WARMEST JUNE EVER RECORDED IN WADDEN SEA

Warmest June ever recorded in Wadden Sea; concerns over cockle mortality. In the past six summers, there were as many as five with high mortality among cockles in the Wadden Sea in the Netherlands. That mortality always occurred several weeks after above-average water temperatures were recorded.

“I therefore hold my breath for the shellfish, after the record temperatures of mid-June,” said researcher Katja Philippart.

Dutch research institute NIOZ has been measuring the temperature of Wadden Sea water since 1861. As of 2001, this has even been done every ten minutes, allowing a very reliable daily average to be determined, regardless of high or low tide. After this year’s relatively warm winter and an initially chilly spring, temperatures suddenly shot up in mid-June. June turned out to be the warmest seawater month in the Wadden Sea in 160 years. The week of June 19th was also warmest ever recorded for that week: over 21 degrees!

Between 2018 and 2023, only 2020 was an average year for cockles. All other summers saw high mortality, particularly in the second half of August. “That looks pretty dramatic,” says ‘hand cockle fisherman’ André Seinen of the Harlingen-based company Meromar. “Cockles that die, crawl to the surface of the mudflats. Eventually, you see the contents of the shells  floating around, because unlike a clam, for example, a cockle lets go of its shell when it dies. All that remains are empty shells on the mudflats.”

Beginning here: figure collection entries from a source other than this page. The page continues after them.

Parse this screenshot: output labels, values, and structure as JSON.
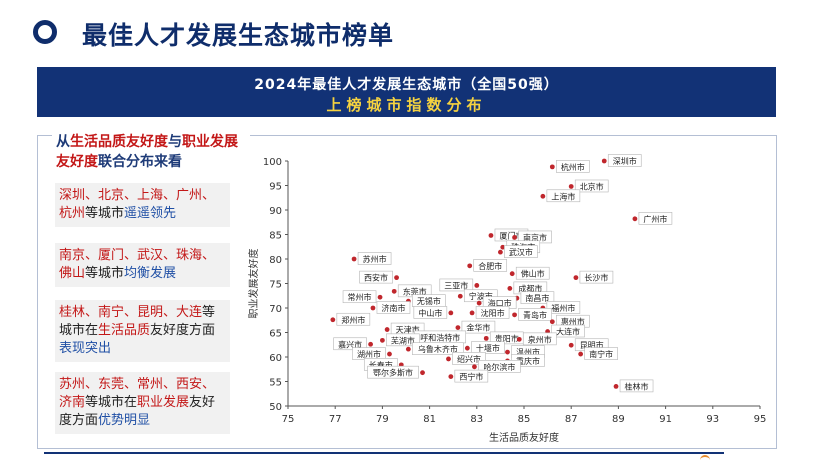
{
  "header": {
    "title": "最佳人才发展生态城市榜单"
  },
  "banner": {
    "line1": "2024年最佳人才发展生态城市（全国50强）",
    "line2": "上榜城市指数分布"
  },
  "sidebar": {
    "heading": [
      {
        "text": "从",
        "style": "dark"
      },
      {
        "text": "生活品质友好度",
        "style": "red"
      },
      {
        "text": "与",
        "style": "dark"
      },
      {
        "text": "职业发展友好度",
        "style": "red"
      },
      {
        "text": "联合分布来看",
        "style": "dark"
      }
    ],
    "cards": [
      [
        {
          "text": "深圳、北京、上海、广州、杭州",
          "style": "r"
        },
        {
          "text": "等城市",
          "style": "n"
        },
        {
          "text": "遥遥领先",
          "style": "b"
        }
      ],
      [
        {
          "text": "南京、厦门、武汉、珠海、佛山",
          "style": "r"
        },
        {
          "text": "等城市",
          "style": "n"
        },
        {
          "text": "均衡发展",
          "style": "b"
        }
      ],
      [
        {
          "text": "桂林、南宁、昆明、大连",
          "style": "r"
        },
        {
          "text": "等城市在",
          "style": "n"
        },
        {
          "text": "生活品质",
          "style": "r"
        },
        {
          "text": "友好度方面",
          "style": "n"
        },
        {
          "text": "表现突出",
          "style": "b"
        }
      ],
      [
        {
          "text": "苏州、东莞、常州、西安、济南",
          "style": "r"
        },
        {
          "text": "等城市在",
          "style": "n"
        },
        {
          "text": "职业发展",
          "style": "r"
        },
        {
          "text": "友好度方面",
          "style": "n"
        },
        {
          "text": "优势明显",
          "style": "b"
        }
      ]
    ]
  },
  "colors": {
    "navy": "#123276",
    "point": "#c0272d",
    "highlight": "#f5d240",
    "red_text": "#c31717",
    "blue_text": "#1f4fa5"
  },
  "chart_data": {
    "type": "scatter",
    "xlabel": "生活品质友好度",
    "ylabel": "职业发展友好度",
    "xlim": [
      75,
      95
    ],
    "ylim": [
      50,
      100
    ],
    "xticks": [
      75,
      77,
      79,
      81,
      83,
      85,
      87,
      89,
      91,
      93,
      95
    ],
    "yticks": [
      50,
      55,
      60,
      65,
      70,
      75,
      80,
      85,
      90,
      95,
      100
    ],
    "grid": false,
    "points": [
      {
        "name": "深圳市",
        "x": 88.4,
        "y": 100,
        "label_side": "right"
      },
      {
        "name": "杭州市",
        "x": 86.2,
        "y": 98.8,
        "label_side": "right"
      },
      {
        "name": "北京市",
        "x": 87.0,
        "y": 94.8,
        "label_side": "right"
      },
      {
        "name": "上海市",
        "x": 85.8,
        "y": 92.8,
        "label_side": "right"
      },
      {
        "name": "广州市",
        "x": 89.7,
        "y": 88.2,
        "label_side": "right"
      },
      {
        "name": "厦门市",
        "x": 83.6,
        "y": 84.8,
        "label_side": "right"
      },
      {
        "name": "南京市",
        "x": 84.6,
        "y": 84.4,
        "label_side": "right"
      },
      {
        "name": "珠海市",
        "x": 84.1,
        "y": 82.4,
        "label_side": "right"
      },
      {
        "name": "武汉市",
        "x": 84.0,
        "y": 81.4,
        "label_side": "right"
      },
      {
        "name": "苏州市",
        "x": 77.8,
        "y": 80.0,
        "label_side": "right"
      },
      {
        "name": "合肥市",
        "x": 82.7,
        "y": 78.6,
        "label_side": "right"
      },
      {
        "name": "佛山市",
        "x": 84.5,
        "y": 77.0,
        "label_side": "right"
      },
      {
        "name": "长沙市",
        "x": 87.2,
        "y": 76.2,
        "label_side": "right"
      },
      {
        "name": "西安市",
        "x": 79.6,
        "y": 76.2,
        "label_side": "left"
      },
      {
        "name": "三亚市",
        "x": 83.0,
        "y": 74.6,
        "label_side": "left"
      },
      {
        "name": "成都市",
        "x": 84.4,
        "y": 74.0,
        "label_side": "right"
      },
      {
        "name": "东莞市",
        "x": 79.5,
        "y": 73.4,
        "label_side": "right"
      },
      {
        "name": "常州市",
        "x": 78.9,
        "y": 72.2,
        "label_side": "left"
      },
      {
        "name": "宁波市",
        "x": 82.3,
        "y": 72.4,
        "label_side": "right"
      },
      {
        "name": "南昌市",
        "x": 84.7,
        "y": 72.0,
        "label_side": "right"
      },
      {
        "name": "无锡市",
        "x": 80.1,
        "y": 71.4,
        "label_side": "right"
      },
      {
        "name": "海口市",
        "x": 83.1,
        "y": 71.0,
        "label_side": "right"
      },
      {
        "name": "济南市",
        "x": 78.6,
        "y": 70.0,
        "label_side": "right"
      },
      {
        "name": "福州市",
        "x": 85.8,
        "y": 70.0,
        "label_side": "right"
      },
      {
        "name": "中山市",
        "x": 81.9,
        "y": 69.0,
        "label_side": "left"
      },
      {
        "name": "沈阳市",
        "x": 82.8,
        "y": 69.0,
        "label_side": "right"
      },
      {
        "name": "青岛市",
        "x": 84.6,
        "y": 68.6,
        "label_side": "right"
      },
      {
        "name": "郑州市",
        "x": 76.9,
        "y": 67.6,
        "label_side": "right"
      },
      {
        "name": "惠州市",
        "x": 86.2,
        "y": 67.2,
        "label_side": "right"
      },
      {
        "name": "金华市",
        "x": 82.2,
        "y": 66.0,
        "label_side": "right"
      },
      {
        "name": "天津市",
        "x": 79.2,
        "y": 65.6,
        "label_side": "right"
      },
      {
        "name": "大连市",
        "x": 86.0,
        "y": 65.2,
        "label_side": "right"
      },
      {
        "name": "呼和浩特市",
        "x": 80.2,
        "y": 64.0,
        "label_side": "right"
      },
      {
        "name": "贵阳市",
        "x": 83.4,
        "y": 63.8,
        "label_side": "right"
      },
      {
        "name": "泉州市",
        "x": 84.8,
        "y": 63.6,
        "label_side": "right"
      },
      {
        "name": "芜湖市",
        "x": 79.0,
        "y": 63.4,
        "label_side": "right"
      },
      {
        "name": "嘉兴市",
        "x": 78.5,
        "y": 62.6,
        "label_side": "left"
      },
      {
        "name": "昆明市",
        "x": 87.0,
        "y": 62.4,
        "label_side": "right"
      },
      {
        "name": "十堰市",
        "x": 82.6,
        "y": 61.8,
        "label_side": "right"
      },
      {
        "name": "乌鲁木齐市",
        "x": 80.1,
        "y": 61.6,
        "label_side": "right"
      },
      {
        "name": "温州市",
        "x": 84.3,
        "y": 61.0,
        "label_side": "right"
      },
      {
        "name": "南宁市",
        "x": 87.4,
        "y": 60.6,
        "label_side": "right"
      },
      {
        "name": "湖州市",
        "x": 79.3,
        "y": 60.6,
        "label_side": "left"
      },
      {
        "name": "绍兴市",
        "x": 81.8,
        "y": 59.6,
        "label_side": "right"
      },
      {
        "name": "重庆市",
        "x": 84.3,
        "y": 59.2,
        "label_side": "right"
      },
      {
        "name": "长春市",
        "x": 79.8,
        "y": 58.4,
        "label_side": "left"
      },
      {
        "name": "哈尔滨市",
        "x": 82.9,
        "y": 58.0,
        "label_side": "right"
      },
      {
        "name": "鄂尔多斯市",
        "x": 80.7,
        "y": 56.8,
        "label_side": "left"
      },
      {
        "name": "西宁市",
        "x": 81.9,
        "y": 56.0,
        "label_side": "right"
      },
      {
        "name": "桂林市",
        "x": 88.9,
        "y": 54.0,
        "label_side": "right"
      }
    ]
  }
}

Zhengquan Zhou, a PhD-candidate at NIOZ and Utrecht University, recently published the results of experiments with cockles he exposed to high temperatures in captivity. He showed that the animals suffered increased mortality only from four weeks after an experimental increase in temperature. Like Philippart, Seinen can understand those results. “A cold-blooded animal like the cockle needs more food at higher temperatures. The first few weeks such an animal may still be able to draw on its reserves, but over time those reserves are depleted, after which the cockle dies.”

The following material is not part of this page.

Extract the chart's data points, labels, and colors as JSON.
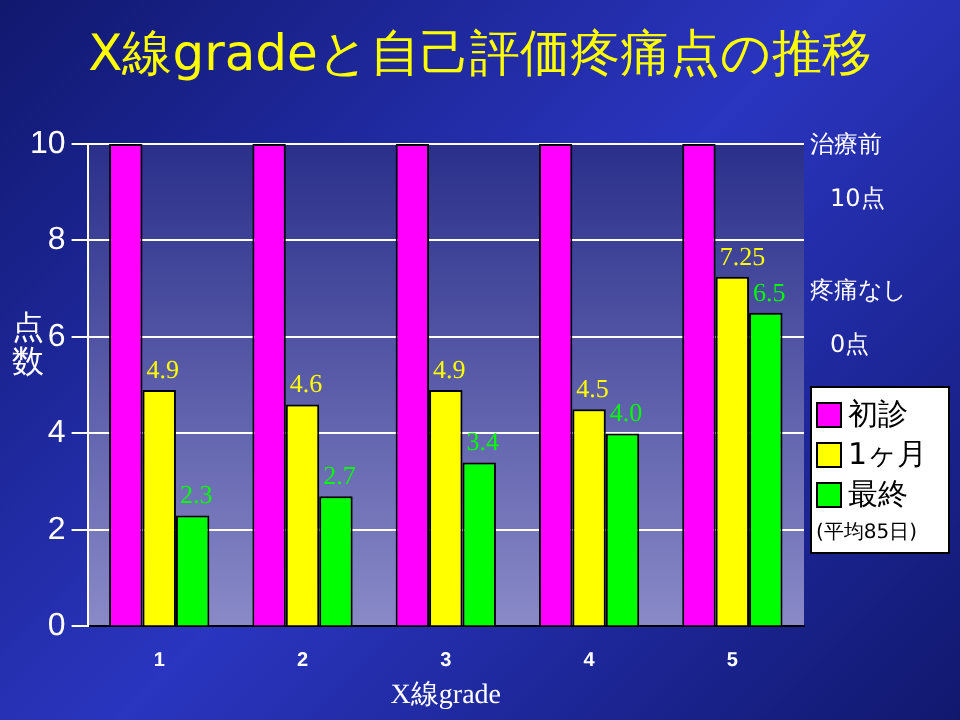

Philippart emphasizes that temperature is probably not the whole story. “In hot and dry summers, the supply of freshwater from the IJsselmeer is also affected. The many algae in that water are also food for shellfish. So if less water is sluiced to the Wadden Sea due to drought, that is an extra problem for shellfish like the cockle, on top of the stress they have to endure due to the heat. And with easterly winds, the mudflats are also dry longer, giving the cockles less time to eat.”

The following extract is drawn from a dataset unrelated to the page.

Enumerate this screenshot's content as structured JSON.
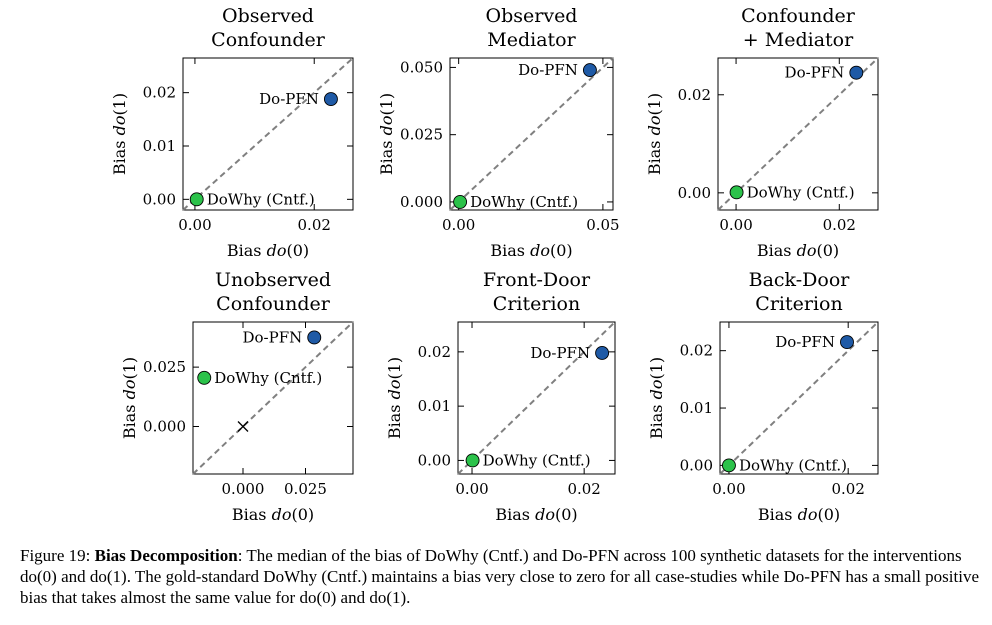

Both Seinen and Philippart are keeping a close eye on the cockle situation in the coming weeks, following June’s record high temperatures. “In any case, all professionals are on edge, because of the high temperatures now being measured in the seas and oceans around the world,” Philippart said. “We are currently seeing the concrete consequences of the changing climate play out before our eyes.”